Lewis, el hombre que devoraba los neumáticos, suavizó sus formas al volante

Mercedes entendió mejor que nadie el funcionamiento de la nueva mecánica, los esfuerzos del saliente Ross Brawn empezaron a dar su fruto en forma de una organización musculosa y ágil, los réditos del paso de Michael Schumacher se dejaron notar, y tras un 2013 con una sola victoria de Lewis y dos de Rosberg, pocos pensaban que este 2014 el británico duplicase en triunfos a su compañero. 

Lewis, el hombre que devoraba sus neumáticos suavizó sus formas al volante, aprendió a arriesgar lo justo y necesario, a dosificar fuerzas (prueba de ello es el bajo consumo que muestra su propulsor) y dejó claras sus intenciones en un mensaje digital a principios de temporada: “comer, dormir, entrenar y correr. Y así hasta que gane el título”. Se alejó de la molicie y las nocturnidades, entrenó más duramente que nunca, y a pesar de hacer buenas migas con músicos como Pharrel Williams, Ludacris, Usher o Chris Brown, se concentró como nunca. A resultas de estos cambios, su padre volvió a estar más cerca de él, a su chica —la cantante de las Pussycat Dolls, Nicole Schwerzinger— se la volvió a ver por las pistas con el rostro feliz, en su equipo se mostraron satisfechos y despidió a su manager, el de los músicos. 

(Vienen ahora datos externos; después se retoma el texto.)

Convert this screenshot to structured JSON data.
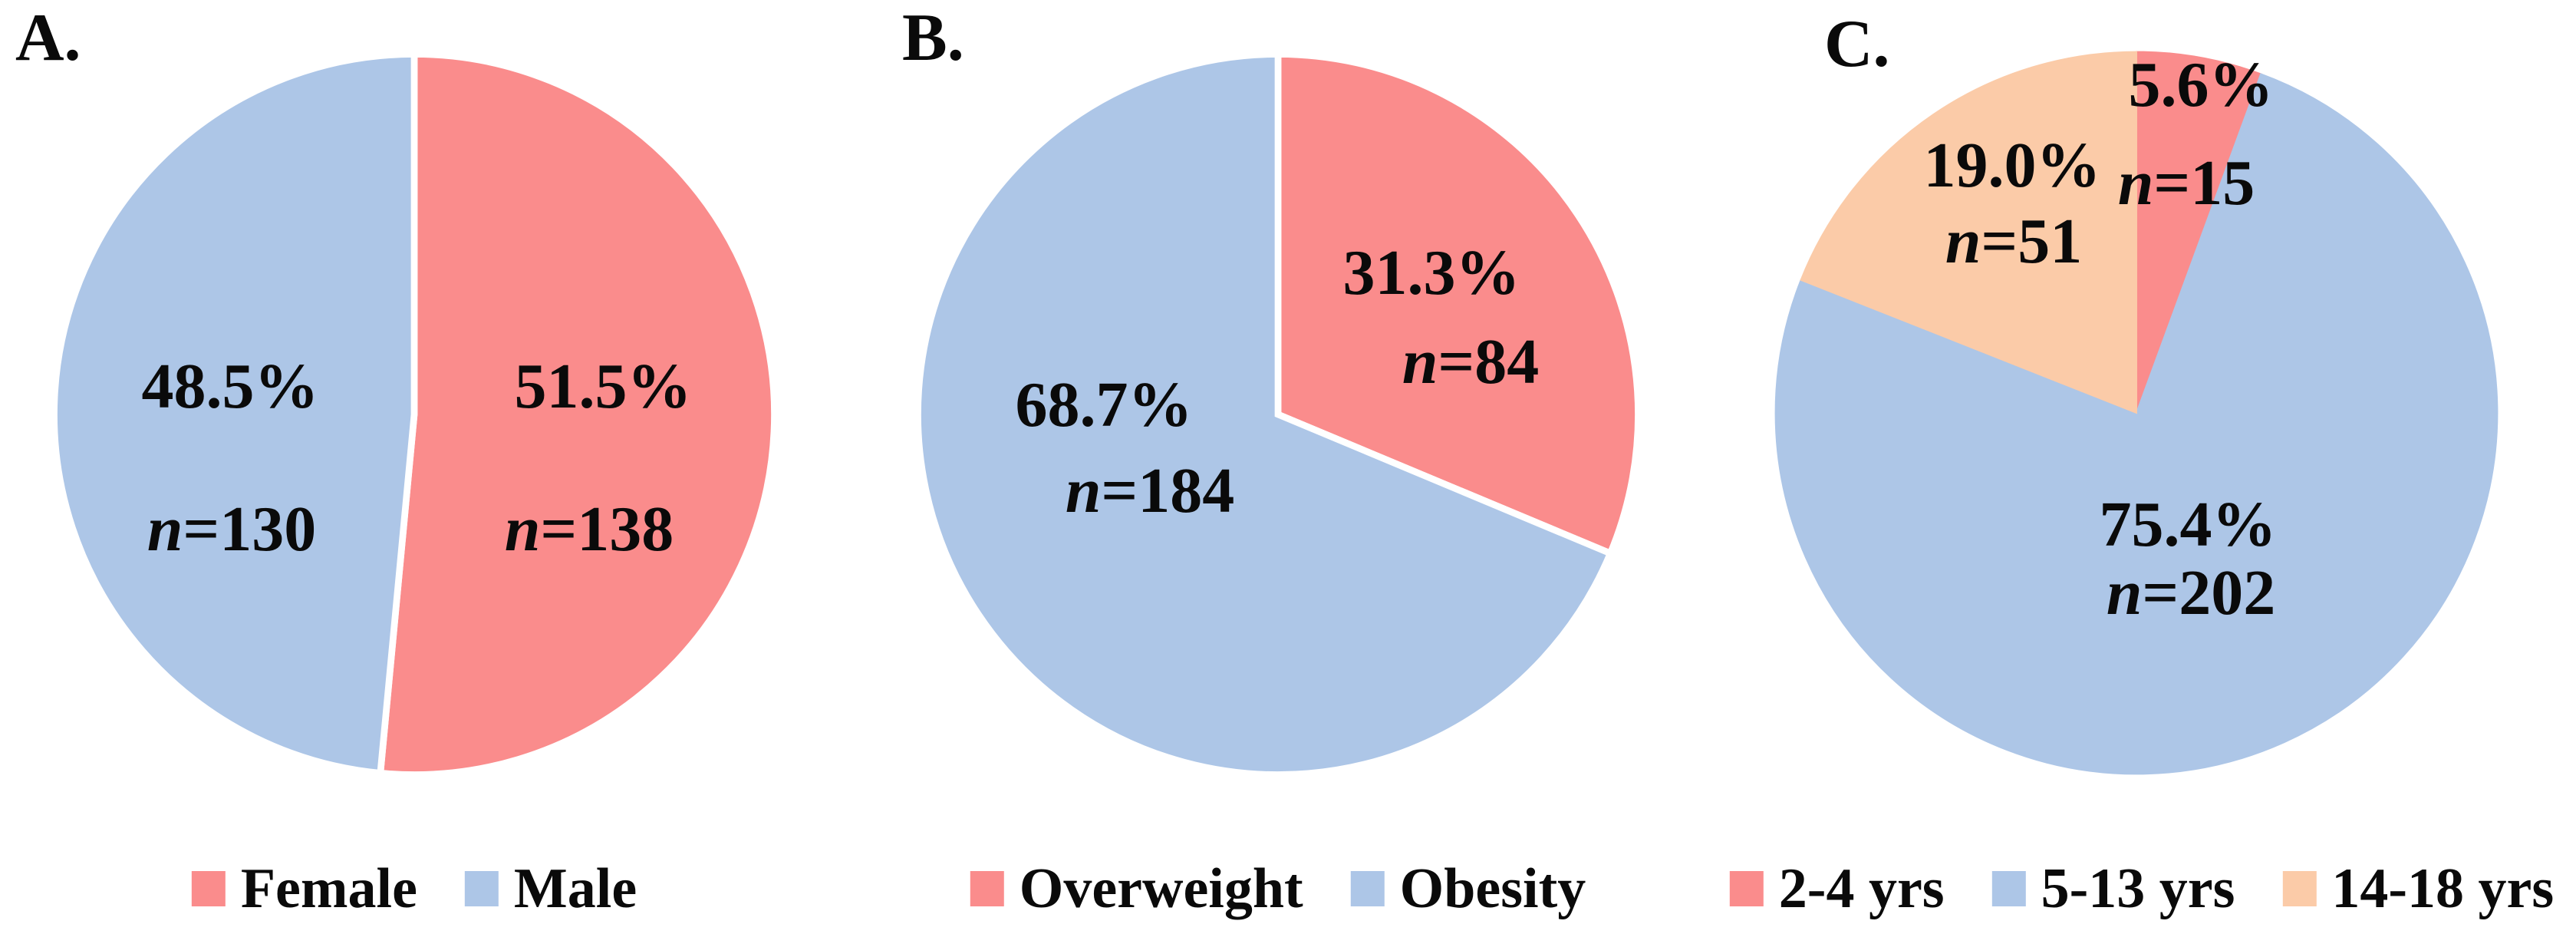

Una de las claves de la consecución de su corona fueron las once victorias en diecinueve carreras, por cinco de su compañero Rosberg. A pesar de estar un paso por detrás del germano durante casi toda la temporada, justo es decir que los inicios de su año fueron titubeantes debido a averías y abandonos, con un punto de inflexión muy difícil de manejar en el seno de la escudería: el incidente en el Gran Premio de Bélgica que tuvo precisamente con su compañero de equipo. Lideraba Hamilton, y Rosberg tocó su rueda trasera en un intento de adelantarle. 

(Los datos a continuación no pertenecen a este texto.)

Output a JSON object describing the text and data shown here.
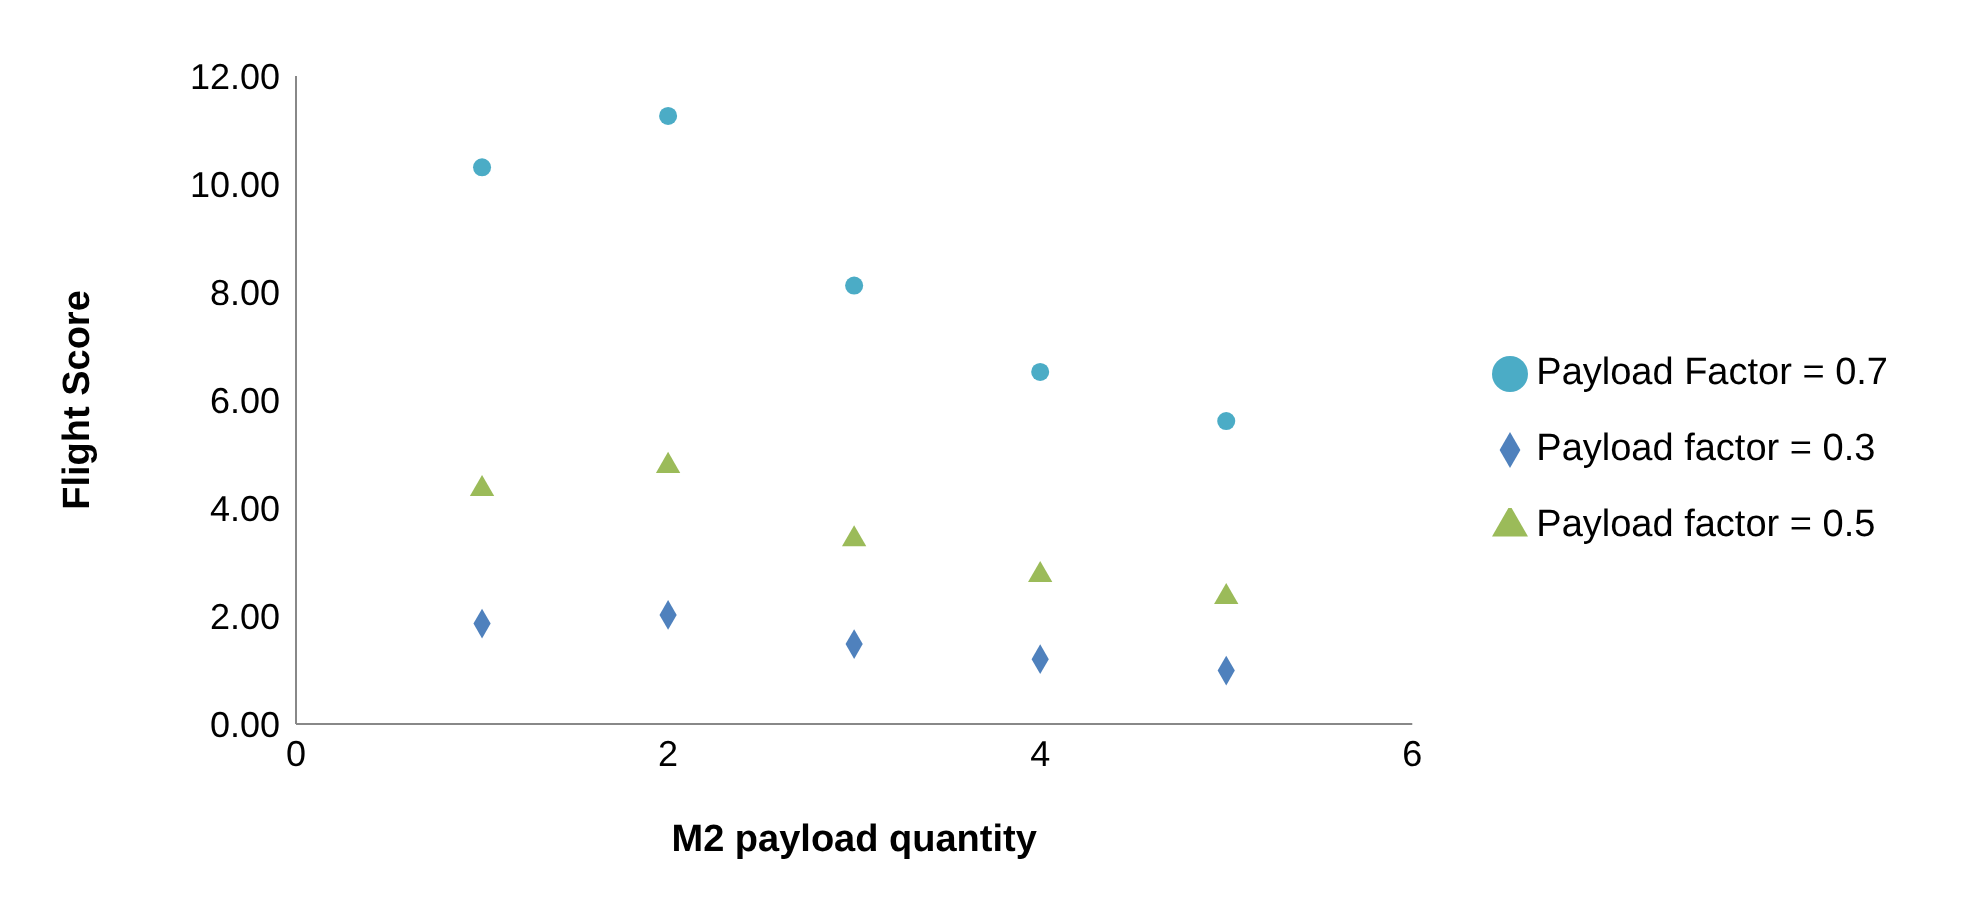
{
  "chart_data": {
    "type": "scatter",
    "xlabel": "M2 payload quantity",
    "ylabel": "Flight Score",
    "x": [
      1,
      2,
      3,
      4,
      5
    ],
    "series": [
      {
        "name": "Payload factor = 0.3",
        "color": "#4f81bd",
        "marker": "diamond",
        "values": [
          1.86,
          2.02,
          1.48,
          1.2,
          0.99
        ]
      },
      {
        "name": "Payload factor = 0.5",
        "color": "#9bbb59",
        "marker": "triangle",
        "values": [
          4.35,
          4.78,
          3.42,
          2.76,
          2.35
        ]
      },
      {
        "name": "Payload Factor = 0.7",
        "color": "#4bacc6",
        "marker": "circle",
        "values": [
          10.31,
          11.26,
          8.12,
          6.52,
          5.61
        ]
      }
    ],
    "xlim": [
      0,
      6
    ],
    "xticks": [
      0,
      2,
      4,
      6
    ],
    "ylim": [
      0,
      12
    ],
    "yticks": [
      {
        "value": 0,
        "label": "0.00"
      },
      {
        "value": 2,
        "label": "2.00"
      },
      {
        "value": 4,
        "label": "4.00"
      },
      {
        "value": 6,
        "label": "6.00"
      },
      {
        "value": 8,
        "label": "8.00"
      },
      {
        "value": 10,
        "label": "10.00"
      },
      {
        "value": 12,
        "label": "12.00"
      }
    ],
    "grid": false,
    "legend": "right"
  }
}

Hamilton: el que supo nadar y guardar la ropa

El ahora Campeón se vio obligado a abandonar y el disgusto fue enorme; el público abucheó a su compañero, oponente en la ceremonia del pódium. Dicen las malas lenguas que el par de errores tontos que tuvo el segundo en Monza, la carrera siguiente quince días después, fueron provocados de manera voluntaria para compensar a Lewis en una suerte de “castigo interno”. Con ello acallaron los rumores -a toro pasado infundados-, que apuntaban a que el propietario y principal patrocinador de la formación, Mercedes, sería más feliz viendo a un alemana en lo más alto que a un inglés, lugar del que proceden la mayoría de sus integrantes y país donde tiene su sede. Si a todo ello añadimos la demoledora eficacia del Mercedes W05, la integración de su prodigioso propulsor, un chasis que acaricia el aire en las rectas y se agarra como una lapa en las curvas, y la enorme fiabilidad de una mecánica muy bien desarrollada y con ideas sumamente originales (como la de partir el turbo en dos, en una configuración inédita), pues tenemos justo lo necesario para ganar un Mundial: buen piloto, buen coche y buen equipo, algo en lo que el resto ha fallado. 

Lewis Hamilton es el Campeón del Mundo de Fórmula 1 de esta temporada porque ha sido el mejor, el más rápido, el que supo nadar y guardar la ropa. Ha sido, en definitiva, el que mejor lo ha hecho y es por eso más que merecido. Enhorabuena a él, a su equipo, a Nico Rosberg, compañero que no se lo ha puesto fácil, y  a Mercedes, la marca que apostó como ninguna otra por este deporte. A pesar de la enorme ventaja que tienen, el año que viene, lo tendrá un poco más difícil.